Essa empresa é reincidente e nesse último episódio omitiu informações sobre o vazamento, que causou a mortandade de toneladas de peixes em período de piracema, prejudicando a vida de pessoas que dependem da pesca para sobreviver e que tiveram a atividade proibida por tempo indeterminado, impossibilitou o consumo de peixe em toda a região, provocou a interrupção do abastecimento de estações de tratamento de água de vários municípios, prejudicou as atividades agropecuárias que dependem da água do rio para se desenvolverem, causando baixas na produção rural, tudo isso afetando diretamente a vida de nada mais nada menos, 12 milhões de pessoas.

A onda tóxica contaminou o rio justamente durante o fenômeno da piracema, quando os peixes sobem o rio para desova, afetando drasticamente as 80 espécies de peixes que ali ocorrem, comprometendo a reprodução desses animais na região por três anos. Cem por cento das amostras coletadas de peixes mortos das espécies com valor comercial estavam cheias de ovos. Essas fêmeas desovariam entre o Natal e o Ano Novo. Jamais se viu uma situação tão dramática na região, dizem os especialistas.

Na ocasião, autoridades policiais e de órgãos técnicos responsáveis fizeram uma vistoria na empresa e constataram diversas irregularidades, principalmente em relação ao armazenamento inadequado do produto, representando risco iminente de vazamento para o meio ambiente.

A multa arbitrada pelo órgã
o responsável, de R$ 33 milhões, levou em consideração a precária situação financeira da empresa, a qual, obviamente, recorrerá e não pagará um centavo, como ocorre com 99% das multas emitidas. Mais uma vez a “impunidade verde” prevalecerá. Todos os responsáveis pelos crimes ambientais continuarão soltos.
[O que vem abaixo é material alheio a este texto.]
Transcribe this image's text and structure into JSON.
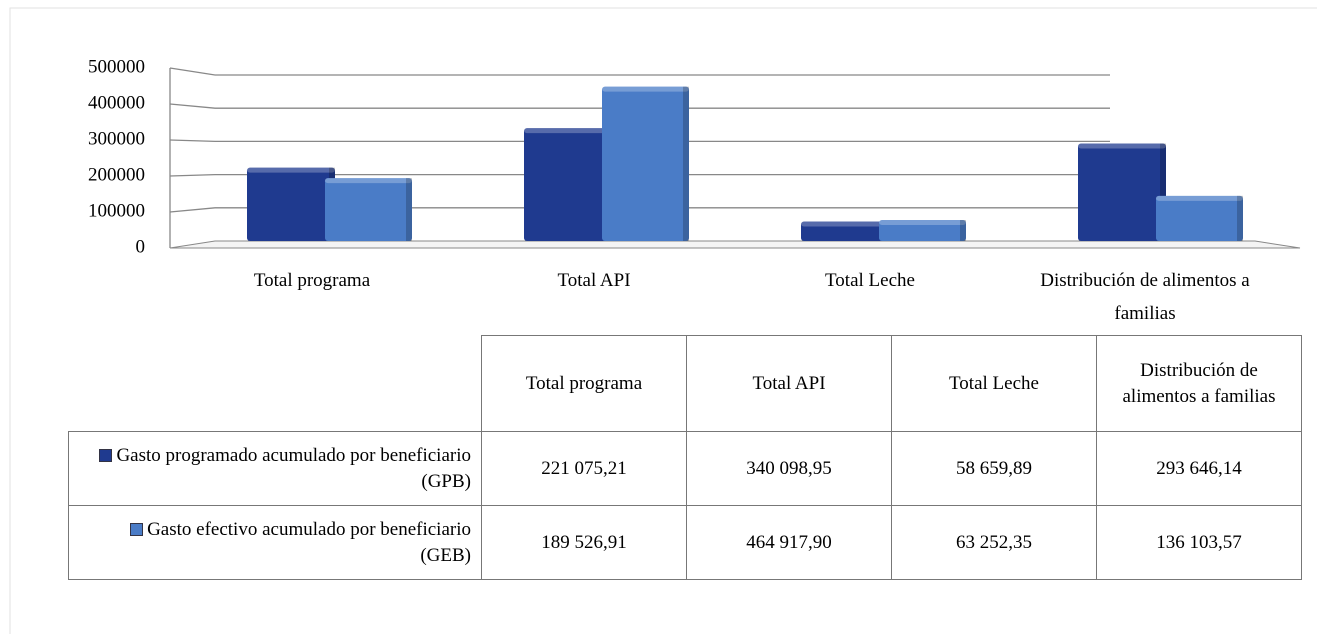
{
  "chart_data": {
    "type": "bar",
    "categories": [
      "Total programa",
      "Total API",
      "Total Leche",
      "Distribución de alimentos a familias"
    ],
    "series": [
      {
        "name": "Gasto programado acumulado por beneficiario (GPB)",
        "color": "#1f3a8f",
        "values": [
          221075.21,
          340098.95,
          58659.89,
          293646.14
        ],
        "value_labels": [
          "221 075,21",
          "340 098,95",
          "58 659,89",
          "293 646,14"
        ]
      },
      {
        "name": "Gasto efectivo acumulado por beneficiario (GEB)",
        "color": "#4a7cc7",
        "values": [
          189526.91,
          464917.9,
          63252.35,
          136103.57
        ],
        "value_labels": [
          "189 526,91",
          "464 917,90",
          "63 252,35",
          "136 103,57"
        ]
      }
    ],
    "ylim": [
      0,
      500000
    ],
    "yticks": [
      0,
      100000,
      200000,
      300000,
      400000,
      500000
    ],
    "grid": true
  }
}
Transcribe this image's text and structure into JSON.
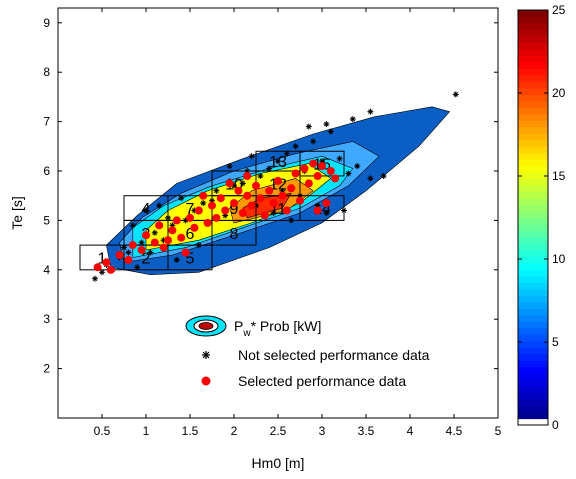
{
  "chart_data": {
    "type": "scatter",
    "xlabel": "Hm0 [m]",
    "ylabel": "Te [s]",
    "xlim": [
      0,
      5
    ],
    "ylim": [
      1,
      9.3
    ],
    "xticks": [
      "0.5",
      "1",
      "1.5",
      "2",
      "2.5",
      "3",
      "3.5",
      "4",
      "4.5",
      "5"
    ],
    "yticks": [
      "2",
      "3",
      "4",
      "5",
      "6",
      "7",
      "8",
      "9"
    ],
    "colorbar": {
      "min": 0,
      "max": 25,
      "ticks": [
        "0",
        "5",
        "10",
        "15",
        "20",
        "25"
      ],
      "colormap": "jet"
    },
    "contours": [
      {
        "level": "outer",
        "color": "#0b5fc4",
        "points": [
          [
            1.05,
            3.9
          ],
          [
            1.6,
            3.95
          ],
          [
            2.4,
            4.45
          ],
          [
            3.0,
            4.95
          ],
          [
            3.5,
            5.6
          ],
          [
            4.1,
            6.5
          ],
          [
            4.45,
            7.2
          ],
          [
            4.25,
            7.3
          ],
          [
            3.6,
            7.1
          ],
          [
            2.9,
            6.75
          ],
          [
            2.1,
            6.25
          ],
          [
            1.35,
            5.75
          ],
          [
            0.9,
            5.1
          ],
          [
            0.55,
            4.5
          ],
          [
            0.6,
            4.05
          ]
        ]
      },
      {
        "level": "mid",
        "color": "#3fa8ff",
        "points": [
          [
            0.75,
            4.15
          ],
          [
            1.3,
            4.3
          ],
          [
            2.0,
            4.7
          ],
          [
            2.75,
            5.15
          ],
          [
            3.3,
            5.7
          ],
          [
            3.65,
            6.3
          ],
          [
            3.35,
            6.6
          ],
          [
            2.7,
            6.35
          ],
          [
            2.0,
            6.0
          ],
          [
            1.4,
            5.55
          ],
          [
            0.95,
            5.05
          ],
          [
            0.7,
            4.55
          ]
        ]
      },
      {
        "level": "inner-cyan",
        "color": "#00e5ff",
        "points": [
          [
            0.85,
            4.25
          ],
          [
            1.45,
            4.45
          ],
          [
            2.1,
            4.85
          ],
          [
            2.75,
            5.25
          ],
          [
            3.2,
            5.7
          ],
          [
            3.35,
            6.05
          ],
          [
            3.0,
            6.3
          ],
          [
            2.4,
            6.05
          ],
          [
            1.75,
            5.7
          ],
          [
            1.2,
            5.3
          ],
          [
            0.85,
            4.85
          ]
        ]
      },
      {
        "level": "inner-yellow",
        "color": "#ffff00",
        "points": [
          [
            1.0,
            4.4
          ],
          [
            1.6,
            4.6
          ],
          [
            2.2,
            4.95
          ],
          [
            2.75,
            5.35
          ],
          [
            3.1,
            5.85
          ],
          [
            2.85,
            6.15
          ],
          [
            2.3,
            5.95
          ],
          [
            1.7,
            5.6
          ],
          [
            1.25,
            5.2
          ],
          [
            1.0,
            4.8
          ]
        ]
      },
      {
        "level": "inner-orange",
        "color": "#ff9900",
        "points": [
          [
            2.0,
            4.95
          ],
          [
            2.6,
            5.2
          ],
          [
            2.9,
            5.6
          ],
          [
            2.7,
            5.85
          ],
          [
            2.2,
            5.6
          ],
          [
            1.95,
            5.25
          ]
        ]
      },
      {
        "level": "peak",
        "color": "#ff2a00",
        "points": [
          [
            2.15,
            5.05
          ],
          [
            2.55,
            5.25
          ],
          [
            2.65,
            5.55
          ],
          [
            2.3,
            5.45
          ],
          [
            2.1,
            5.25
          ]
        ]
      }
    ],
    "bins": [
      {
        "label": "1",
        "x": [
          0.25,
          0.75
        ],
        "y": [
          4.0,
          4.5
        ]
      },
      {
        "label": "2",
        "x": [
          0.75,
          1.25
        ],
        "y": [
          4.0,
          4.5
        ]
      },
      {
        "label": "3",
        "x": [
          0.75,
          1.25
        ],
        "y": [
          4.5,
          5.0
        ]
      },
      {
        "label": "4",
        "x": [
          0.75,
          1.25
        ],
        "y": [
          5.0,
          5.5
        ]
      },
      {
        "label": "5",
        "x": [
          1.25,
          1.75
        ],
        "y": [
          4.0,
          4.5
        ]
      },
      {
        "label": "6",
        "x": [
          1.25,
          1.75
        ],
        "y": [
          4.5,
          5.0
        ]
      },
      {
        "label": "7",
        "x": [
          1.25,
          1.75
        ],
        "y": [
          5.0,
          5.5
        ]
      },
      {
        "label": "8",
        "x": [
          1.75,
          2.25
        ],
        "y": [
          4.5,
          5.0
        ]
      },
      {
        "label": "9",
        "x": [
          1.75,
          2.25
        ],
        "y": [
          5.0,
          5.5
        ]
      },
      {
        "label": "10",
        "x": [
          1.75,
          2.25
        ],
        "y": [
          5.5,
          6.0
        ]
      },
      {
        "label": "11",
        "x": [
          2.25,
          2.75
        ],
        "y": [
          5.0,
          5.5
        ]
      },
      {
        "label": "12",
        "x": [
          2.25,
          2.75
        ],
        "y": [
          5.5,
          6.0
        ]
      },
      {
        "label": "13",
        "x": [
          2.25,
          2.75
        ],
        "y": [
          6.0,
          6.4
        ]
      },
      {
        "label": "14",
        "x": [
          2.75,
          3.25
        ],
        "y": [
          5.0,
          5.5
        ]
      },
      {
        "label": "15",
        "x": [
          2.75,
          3.25
        ],
        "y": [
          5.9,
          6.4
        ]
      }
    ],
    "series": [
      {
        "name": "Not selected performance data",
        "marker": "star",
        "color": "#000000",
        "points": [
          [
            0.42,
            3.82
          ],
          [
            0.5,
            3.95
          ],
          [
            0.55,
            4.1
          ],
          [
            0.62,
            4.0
          ],
          [
            0.7,
            4.25
          ],
          [
            0.8,
            4.35
          ],
          [
            0.9,
            4.05
          ],
          [
            0.95,
            4.55
          ],
          [
            1.05,
            4.35
          ],
          [
            1.1,
            4.75
          ],
          [
            1.2,
            4.6
          ],
          [
            1.25,
            5.05
          ],
          [
            1.3,
            4.9
          ],
          [
            1.35,
            4.2
          ],
          [
            1.45,
            5.0
          ],
          [
            1.55,
            5.2
          ],
          [
            1.6,
            4.5
          ],
          [
            1.65,
            5.35
          ],
          [
            1.75,
            5.4
          ],
          [
            1.8,
            5.6
          ],
          [
            1.9,
            5.1
          ],
          [
            2.0,
            5.7
          ],
          [
            2.1,
            5.75
          ],
          [
            2.15,
            6.0
          ],
          [
            2.25,
            5.3
          ],
          [
            2.3,
            5.9
          ],
          [
            2.4,
            6.05
          ],
          [
            2.5,
            6.2
          ],
          [
            2.55,
            5.6
          ],
          [
            2.6,
            6.35
          ],
          [
            2.7,
            6.5
          ],
          [
            2.75,
            5.5
          ],
          [
            2.8,
            6.0
          ],
          [
            2.9,
            6.6
          ],
          [
            2.95,
            5.3
          ],
          [
            3.0,
            6.2
          ],
          [
            3.05,
            5.15
          ],
          [
            3.1,
            6.8
          ],
          [
            3.2,
            6.25
          ],
          [
            3.3,
            5.95
          ],
          [
            3.4,
            6.1
          ],
          [
            3.55,
            5.85
          ],
          [
            3.7,
            5.9
          ],
          [
            2.85,
            6.9
          ],
          [
            3.05,
            6.95
          ],
          [
            3.35,
            7.05
          ],
          [
            3.55,
            7.2
          ],
          [
            3.25,
            5.2
          ],
          [
            2.65,
            5.0
          ],
          [
            2.45,
            5.15
          ],
          [
            4.52,
            7.55
          ],
          [
            1.0,
            5.2
          ],
          [
            1.15,
            5.3
          ],
          [
            1.4,
            5.45
          ],
          [
            0.85,
            4.9
          ],
          [
            0.75,
            4.45
          ],
          [
            1.95,
            6.1
          ],
          [
            2.2,
            6.3
          ]
        ]
      },
      {
        "name": "Selected performance data",
        "marker": "dot",
        "color": "#ff0000",
        "points": [
          [
            0.45,
            4.05
          ],
          [
            0.55,
            4.15
          ],
          [
            0.6,
            4.0
          ],
          [
            0.7,
            4.3
          ],
          [
            0.8,
            4.2
          ],
          [
            0.85,
            4.5
          ],
          [
            0.95,
            4.4
          ],
          [
            1.0,
            4.7
          ],
          [
            1.1,
            4.55
          ],
          [
            1.15,
            4.9
          ],
          [
            1.2,
            4.45
          ],
          [
            1.3,
            4.8
          ],
          [
            1.35,
            5.0
          ],
          [
            1.4,
            4.65
          ],
          [
            1.5,
            5.05
          ],
          [
            1.55,
            4.85
          ],
          [
            1.6,
            5.2
          ],
          [
            1.7,
            4.95
          ],
          [
            1.75,
            5.3
          ],
          [
            1.8,
            5.05
          ],
          [
            1.85,
            5.45
          ],
          [
            1.9,
            5.2
          ],
          [
            2.0,
            5.35
          ],
          [
            2.05,
            5.6
          ],
          [
            2.1,
            5.15
          ],
          [
            2.15,
            5.5
          ],
          [
            2.2,
            5.3
          ],
          [
            2.25,
            5.7
          ],
          [
            2.3,
            5.45
          ],
          [
            2.35,
            5.1
          ],
          [
            2.4,
            5.6
          ],
          [
            2.45,
            5.35
          ],
          [
            2.5,
            5.8
          ],
          [
            2.55,
            5.5
          ],
          [
            2.6,
            5.2
          ],
          [
            2.65,
            5.65
          ],
          [
            2.7,
            5.95
          ],
          [
            2.75,
            5.4
          ],
          [
            2.8,
            6.05
          ],
          [
            2.85,
            5.75
          ],
          [
            2.9,
            6.15
          ],
          [
            2.95,
            5.9
          ],
          [
            3.0,
            6.1
          ],
          [
            3.1,
            6.0
          ],
          [
            3.15,
            5.85
          ],
          [
            2.95,
            5.2
          ],
          [
            3.05,
            5.35
          ],
          [
            1.45,
            4.35
          ],
          [
            1.25,
            4.6
          ],
          [
            1.65,
            5.5
          ],
          [
            1.95,
            5.75
          ],
          [
            2.15,
            5.9
          ]
        ]
      }
    ],
    "legend": {
      "position": "lower-center",
      "entries": [
        {
          "key": "contour",
          "label_main": "P",
          "label_sub": "w",
          "label_rest": "* Prob [kW]"
        },
        {
          "key": "not-selected",
          "label": "Not selected performance data"
        },
        {
          "key": "selected",
          "label": "Selected performance data"
        }
      ]
    }
  }
}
Não bastasse tudo isso, a empresa faz propaganda enganosa em seu site divulgando ser certificada em ISO 9.000 e ISO 14.000. Mais um caso de “maquiagem verde”. Não é possível que essa empresa tenha conseguido essa certificação nos últimos dias. Certamente já era certificada, já era de conhecimento dos órgãos ambientais tal certificação, já se tinha conhecimento da tal maquiagem. Não é possível, pelos caminhos normais, que uma certificadora em suas auditorias aprovasse as condições inadequadas de armazenamento de um produto altamente tóxico, constatadas pelas autoridades após o acidente. Esse é o retrato da área de meio ambiente no país. Descaso, incompetência e despreparo das autoridades, negligência e também despreparo, omissão, conivência de certificadoras e a irresponsabilidade costumeira do empresariado, hereditária desde os primórdios desse país, tendo como lema o lucro acima de tudo, não importa como. Se der para enganar, vamos enganar, vamos tripudiar que não acontece nada mesmo. Esse é o pensamento. É o caos total. Funcionários públicos que garantem posição social com seus carguinhos nas infindáveis instituições desse país, diretor disso, presidente daquilo, chefe, encarregado, garantindo seus míseros salários pagos pela população sem fazer o que deveriam fazer, fingindo que trabalham; políticos eleitos e sustentados pelo povo na mesma situação, presidentes, governadores, prefeitos, que fingem que remuneram seus funcionários e também garantem os seus e as suas mordomias, tudo mantido pelo povo; empresários descompromissados com o social, visando somente o lucro, fingindo que pagam e explorando ao máximo seus empregados, dilapidando os recursos naturais do país, sonegando e corrompendo; e o povo que também finge que trabalha, sonega, omite-se, convive com a impunidade, corrompe, corrompe-se, além de ser explorado e enganado por todos eles. Se cada um desses agentes tivesse o mínimo de comprometimento social, ético, humanista, essas coisas não aconteceriam. A “maquiagem verde” anda junto com a “impunidade verde”.